Before that, readers may remember Russ Abbott’s creation, Jimmy McJimmy, also known as C.U. Jimmy. Dressed in kilt and Dr Marten boots, Jimmy, who mixed Windolene with his dram because it gave him clear eyesight, would get into conversations with people and, no matter how pleasant the other person or whatever their station, would always end up headbutting them.

Wonderful stuff, if the tourist industry’s nightmare: “Come to Scotland: it’s full of violent bams.”

Our literature is largely composed of crime fiction, though we’re not alone in that and at least ours is not as sadistic as the Scandinavian variety. But there’s always got to be a murder, hasn’t there?

My one attempt at the genre, where the crime involves a man getting done for having bald tyres, has been turned down by 23 publishers and counting.

Even in real life, our evening news television programmes are castigated for having the same focus: “Good evening, and in Scotland tonight it’s a’ murrdurs and fitba’.”

At the fitba’ our fans are not as other fans.
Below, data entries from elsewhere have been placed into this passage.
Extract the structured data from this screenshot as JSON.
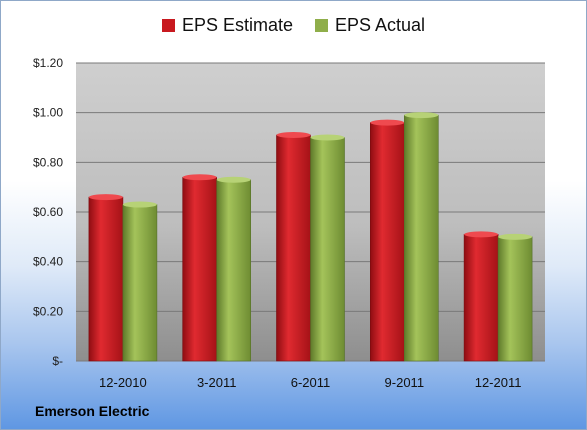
{
  "company": "Emerson Electric",
  "colors": {
    "estimate": "#c8191f",
    "actual": "#8fae4a",
    "plot_bg": "#c9c9c9"
  },
  "chart_data": {
    "type": "bar",
    "categories": [
      "12-2010",
      "3-2011",
      "6-2011",
      "9-2011",
      "12-2011"
    ],
    "series": [
      {
        "name": "EPS Estimate",
        "values": [
          0.66,
          0.74,
          0.91,
          0.96,
          0.51
        ]
      },
      {
        "name": "EPS Actual",
        "values": [
          0.63,
          0.73,
          0.9,
          0.99,
          0.5
        ]
      }
    ],
    "yticks": [
      "$-",
      "$0.20",
      "$0.40",
      "$0.60",
      "$0.80",
      "$1.00",
      "$1.20"
    ],
    "ylim": [
      0,
      1.2
    ],
    "grid": true,
    "legend": "top-center"
  }
}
When the ball goes out for a throw-in, you often see a sea of faces twisted with fury. One notorious Touchline of Hell is full of permanently enraged punters standing up and hurling abuse, or throwing the ball into the faces of players who come to collect it. You just don’t see this in other countries.

So, are we worse than everyone else? Does Scotland have a uniquely violent culture? Or is it just that we elevate “Man poked in eye after pub peanuts row” to top of the news schedule?

I used to think this sort of news agenda reflected the fact that we didn’t have an autonomous politics or economy, like normal countries. But you’d think, with devolution, matters might have improved.

Perhaps they have a little, in the sense that broadcast news has a new area on which to focus: “Sturgeon malkies Davidson in Brexit row.” But I look forward to the day when, on world news aggregators, our stories involve international diplomacy and major trade deals, rather than volatile individuals going doolally with billiards apparatus.